I AM A mother and wife with two grown children. I am also an educator. From the age of nine, my life has been taking care of other people. My mother got sick when I was nine, and from that time, I took care of my mom, dad, sister, little brother and the house chores. At 19, I married, and my role never changed. At 20, I became a mother, and then again at 25. Now 47, I still take care of my family.
I have talked to my husband and my two children about how exhausted I feel emotionally and physically. I even said my workplace is my escape from them and everything else. I just want to run away from my family, though not from my friends or work.
I am tired of saying the same things over and over to them. They respond that I am a mother and wife, and that is my role in life. They say I should get over it and enjoy life, because we have today, but tomorrow may never come.
Should I get up and leave, or stay and be the person I have been all these years: The caretaker.
Millie
Millie,
In one of his mountaineering books, John Krakauer describes the New York socialite he met while climbing Mount Everest. This woman not only brought climbing gear, she also brought gourmet food and an espresso machine, and she had fresh copies of Vogue and Vanity Fair delivered to her on the mountain.
A Sherpa rolled up her sleeping bag each morning and packed her rucksack. Another Sherpa even pulled her up Everest at the end of a short rope. That is how she ‘climbed’ the mountain.
Your family expects you to be the faithful, underpaid Sherpa. They will be mad if you aren’t. Too bad for them.
Let them stomp, kick and throw tantrums. The longer they protest, the more you will learn how much they care about themselves, and how little they care about you.
Don’t try to win the argument.

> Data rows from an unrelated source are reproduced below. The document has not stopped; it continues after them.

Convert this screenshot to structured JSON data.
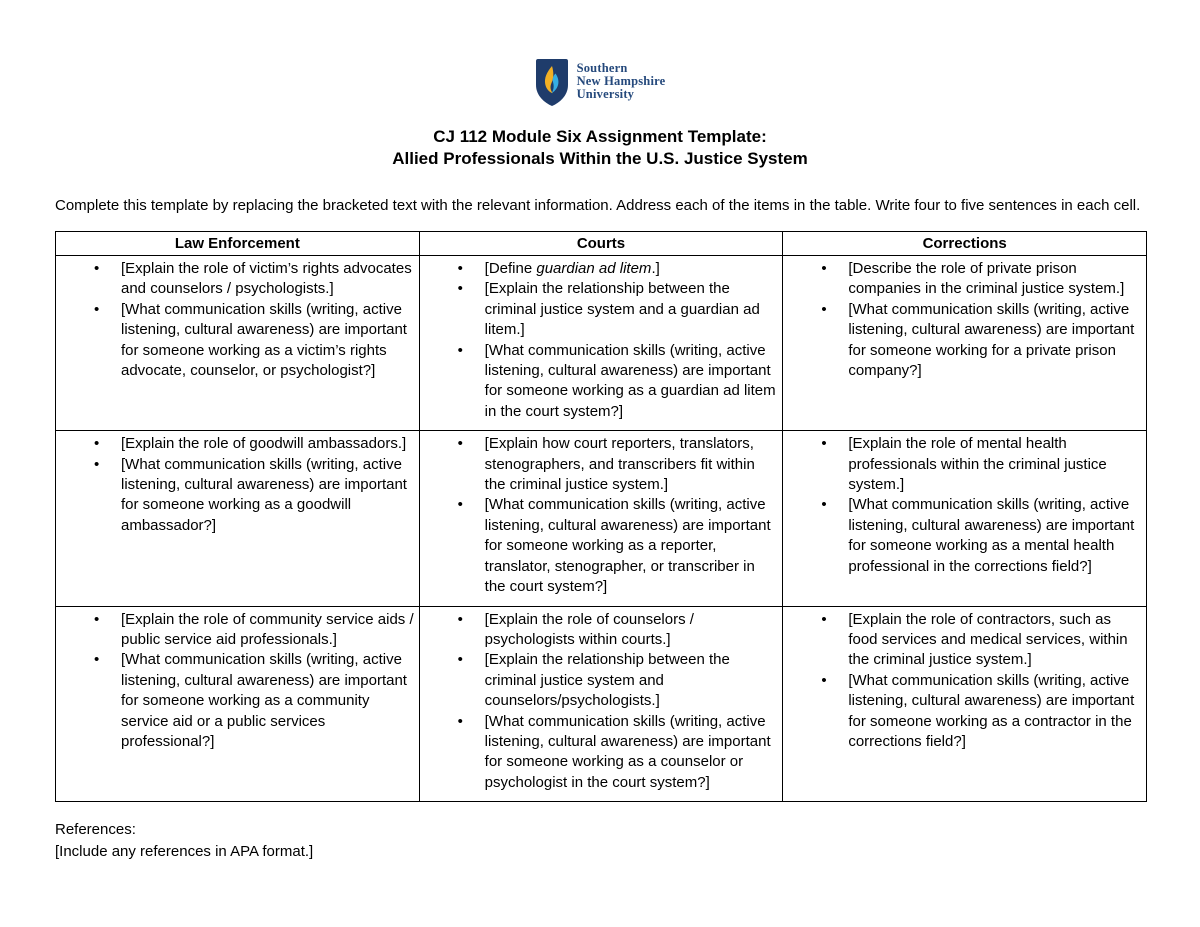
{
  "logo": {
    "line1": "Southern",
    "line2": "New Hampshire",
    "line3": "University"
  },
  "colors": {
    "shield_navy": "#1f3c6b",
    "flame_gold": "#f2b025",
    "flame_blue": "#35aee3",
    "logo_text": "#25497c"
  },
  "header": {
    "title_line1": "CJ 112 Module Six Assignment Template:",
    "title_line2": "Allied Professionals Within the U.S. Justice System"
  },
  "intro": "Complete this template by replacing the bracketed text with the relevant information. Address each of the items in the table. Write four to five sentences in each cell.",
  "table": {
    "columns": [
      "Law Enforcement",
      "Courts",
      "Corrections"
    ],
    "rows": [
      {
        "cells": [
          [
            "[Explain the role of victim’s rights advocates and counselors / psychologists.]",
            "[What communication skills (writing, active listening, cultural awareness) are important for someone working as a victim’s rights advocate, counselor, or psychologist?]"
          ],
          [
            "[Define *guardian ad litem*.]",
            "[Explain the relationship between the criminal justice system and a guardian ad litem.]",
            "[What communication skills (writing, active listening, cultural awareness) are important for someone working as a guardian ad litem in the court system?]"
          ],
          [
            "[Describe the role of private prison companies in the criminal justice system.]",
            "[What communication skills (writing, active listening, cultural awareness) are important for someone working for a private prison company?]"
          ]
        ]
      },
      {
        "cells": [
          [
            "[Explain the role of goodwill ambassadors.]",
            "[What communication skills (writing, active listening, cultural awareness) are important for someone working as a goodwill ambassador?]"
          ],
          [
            "[Explain how court reporters, translators, stenographers, and transcribers fit within the criminal justice system.]",
            "[What communication skills (writing, active listening, cultural awareness) are important for someone working as a reporter, translator, stenographer, or transcriber in the court system?]"
          ],
          [
            "[Explain the role of mental health professionals within the criminal justice system.]",
            "[What communication skills (writing, active listening, cultural awareness) are important for someone working as a mental health professional in the corrections field?]"
          ]
        ]
      },
      {
        "cells": [
          [
            "[Explain the role of community service aids / public service aid professionals.]",
            "[What communication skills (writing, active listening, cultural awareness) are important for someone working as a community service aid or a public services professional?]"
          ],
          [
            "[Explain the role of counselors / psychologists within courts.]",
            "[Explain the relationship between the criminal justice system and counselors/psychologists.]",
            "[What communication skills (writing, active listening, cultural awareness) are important for someone working as a counselor or psychologist in the court system?]"
          ],
          [
            "[Explain the role of contractors, such as food services and medical services, within the criminal justice system.]",
            "[What communication skills (writing, active listening, cultural awareness) are important for someone working as a contractor in the corrections field?]"
          ]
        ]
      }
    ]
  },
  "references": {
    "label": "References:",
    "placeholder": "[Include any references in APA format.]"
  }
}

Pick the things you want to do and do them; let them schedule around your activities and interests. Then let the chips fall where they may.
Not only will you feel your life is worthwhile, you will stop feeling like a constant failure because too many people are asking for too much. Discover what you have zeal for. Your new life is about finding your own way to the mountaintop, not carrying someone else’s espresso machine.